Aerobic Exercise Increases Tolerance for Pain

Pain is an essential and protective mechanism of the body. Pain threshold is a commonly used term when referring to pain and refers to the amount of stimulus required to elicit pain in an individual. Interestingly, regular exercise has shown to increase the pain threshold in humans, thereby increasing their ability to perform activities for a longer duration and in painful situations. Increased pain threshold helps people to improve their work performance, cope better with pain and decreases the need for medications to alleviate pain.

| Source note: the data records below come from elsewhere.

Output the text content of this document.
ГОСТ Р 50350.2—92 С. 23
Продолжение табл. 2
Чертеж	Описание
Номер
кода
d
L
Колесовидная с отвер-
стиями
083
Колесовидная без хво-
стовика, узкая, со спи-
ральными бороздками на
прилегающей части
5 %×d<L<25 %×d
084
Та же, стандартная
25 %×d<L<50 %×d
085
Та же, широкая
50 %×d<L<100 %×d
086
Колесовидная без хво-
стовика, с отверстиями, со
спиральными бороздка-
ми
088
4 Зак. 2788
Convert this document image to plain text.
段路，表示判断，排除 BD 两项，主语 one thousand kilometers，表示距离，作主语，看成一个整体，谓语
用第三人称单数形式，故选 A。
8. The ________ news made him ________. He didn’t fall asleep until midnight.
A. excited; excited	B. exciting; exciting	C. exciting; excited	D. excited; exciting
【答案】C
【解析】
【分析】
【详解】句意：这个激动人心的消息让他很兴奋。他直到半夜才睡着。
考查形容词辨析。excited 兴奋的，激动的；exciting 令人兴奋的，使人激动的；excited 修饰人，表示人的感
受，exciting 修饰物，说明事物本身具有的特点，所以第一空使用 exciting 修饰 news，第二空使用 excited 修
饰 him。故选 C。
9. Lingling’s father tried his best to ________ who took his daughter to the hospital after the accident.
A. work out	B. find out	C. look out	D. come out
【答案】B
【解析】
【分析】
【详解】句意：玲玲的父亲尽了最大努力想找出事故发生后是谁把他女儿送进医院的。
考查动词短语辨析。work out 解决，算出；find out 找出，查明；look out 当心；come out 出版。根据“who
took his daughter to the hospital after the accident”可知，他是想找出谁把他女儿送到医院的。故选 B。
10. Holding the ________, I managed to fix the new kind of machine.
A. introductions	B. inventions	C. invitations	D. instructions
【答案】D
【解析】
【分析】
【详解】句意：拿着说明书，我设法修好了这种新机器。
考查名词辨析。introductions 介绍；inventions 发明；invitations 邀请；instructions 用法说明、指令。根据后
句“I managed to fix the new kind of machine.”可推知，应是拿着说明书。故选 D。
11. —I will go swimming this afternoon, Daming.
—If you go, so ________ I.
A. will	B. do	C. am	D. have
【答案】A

The pain threshold increases as a result of increased concentration of a substance known as beta-endorphin from the pituitary gland, commonly referred to as the “master gland” of the body.1 These substances increase the maximal work capacity of the muscles.1Furthermore, regular aerobic training exercises cause the pain threshold to increase by elevating one’s mood and self-esteem and decreasing one’s level of depression.. Changes in the perception of pain and positive moods enable an individual to perform better. Aerobic exercise has been reported to improve a person’s mood and decrease the perception of pain. It is also effective in relieving depression.2

A study at the University of Wollongong, Australia concluded that aerobic training increased pain tolerance. It was also noted that regular aerobic exercises improved vigor while decreasing fatigue, tension and depression.3

References

  1. Schwarz L, Kindermann W. Changes in Beta-endorphin Levels in Response to Aerobic and Anaerobic Exercise. Sports Med. 1992; 13(1): 25–36.
  2. Hoffman MD, Hoffman DR. Does Aerobic Exercise Improve Pain Perception and Mood? A review of the Evidence Related to Healthy and Chronic Pain Subjects. Curr Pain Headache Rep. 2007; 11(2): 93–97.
  3. Anshel MH, Russell KG. Effect of Aerobic and Strength Training on Pain Tolerance, Pain Appraisal and Mood of Unfit Males as a Function of Pain Location. J Sports Sci. 1994; 12(6): 535–547.